In raids across Germany, police seized Nazi related "educational" material, including tracts praising Hitler and the Third Reich. Comic books with xenophobic themes warning of the threat of the dread foreigner were also seized. Praising Nazism is forbidden under Germany's post-WW2 constitution.
The HDJ was founded in 1990. At its summer camps young people were put through military style drills and essentially brainwashed.
There were courses in "racial science" that promoted "blood purity". Foreigners were described as "enemies of the people". Tents bore names that call to mind the Third Reich - for example the "Führer's Bunker."
This may seem somewhat like a freakish deja vu in the context of all that has gone down since the 1940's, but the HDJ actually wielded a fair amount of influence in far-right circles. Their approach was similar in some respects to that of the "Viking Jugend"- or Viking Youth - that was banned in Germany in 1994.

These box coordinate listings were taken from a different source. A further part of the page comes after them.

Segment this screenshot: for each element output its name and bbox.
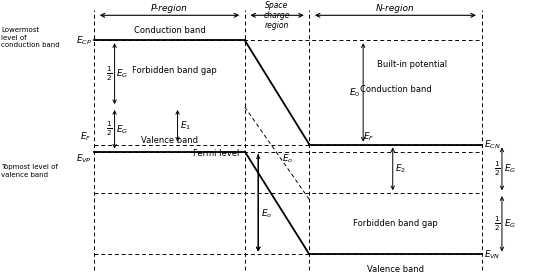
Text: $E_F$: $E_F$ [363,131,374,143]
Text: $E_G$: $E_G$ [504,218,516,230]
Text: $E_G$: $E_G$ [116,123,129,135]
Text: $\frac{1}{2}$: $\frac{1}{2}$ [494,215,500,233]
Text: Forbidden band gap: Forbidden band gap [132,66,217,75]
Text: Lowermost
level of
conduction band: Lowermost level of conduction band [1,27,60,48]
Text: $E_o$: $E_o$ [282,153,294,165]
Text: $E_{CP}$: $E_{CP}$ [75,34,91,46]
Text: $E_F$: $E_F$ [80,131,91,143]
Text: Valence band: Valence band [141,136,198,145]
Text: $E_o$: $E_o$ [261,208,272,220]
Text: $E_{CN}$: $E_{CN}$ [484,138,501,151]
Text: Built-in potential: Built-in potential [377,60,447,69]
Text: $E_G$: $E_G$ [504,163,516,175]
Text: $E_{VP}$: $E_{VP}$ [76,153,91,165]
Text: Valence band: Valence band [367,265,424,274]
Text: $E_G$: $E_G$ [116,68,129,80]
Text: Topmost level of
valence band: Topmost level of valence band [1,164,58,178]
Text: Fermi level: Fermi level [193,149,239,158]
Text: charge: charge [264,11,291,20]
Text: $\frac{1}{2}$: $\frac{1}{2}$ [107,64,113,83]
Text: $E_0$: $E_0$ [349,86,360,99]
Text: N-region: N-region [376,4,415,13]
Text: P-region: P-region [151,4,188,13]
Text: $E_1$: $E_1$ [180,120,192,132]
Text: region: region [265,21,289,30]
Text: $\frac{1}{2}$: $\frac{1}{2}$ [494,160,500,178]
Text: Forbidden band gap: Forbidden band gap [353,219,438,228]
Text: Conduction band: Conduction band [359,85,431,94]
Text: Space: Space [265,1,289,10]
Text: $\frac{1}{2}$: $\frac{1}{2}$ [107,120,113,138]
Text: $E_2$: $E_2$ [395,163,407,175]
Text: Conduction band: Conduction band [133,26,206,35]
Text: $E_{VN}$: $E_{VN}$ [484,248,501,260]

German Interior Minister, Wolfgang Schäuble, didn't mince his words when commenting on the break-up of the group: "Today's ban puts a stop to the disgusting activities of the HDJ. We will do everything in our power to protect our children from these rat catchers."
According to analysts, neo-Nazi recruitment is up in Germany, particularly in the east. The recent Dresden march to commemorate the Allied bombing of the city attracted some 8,000 neo-Nazis.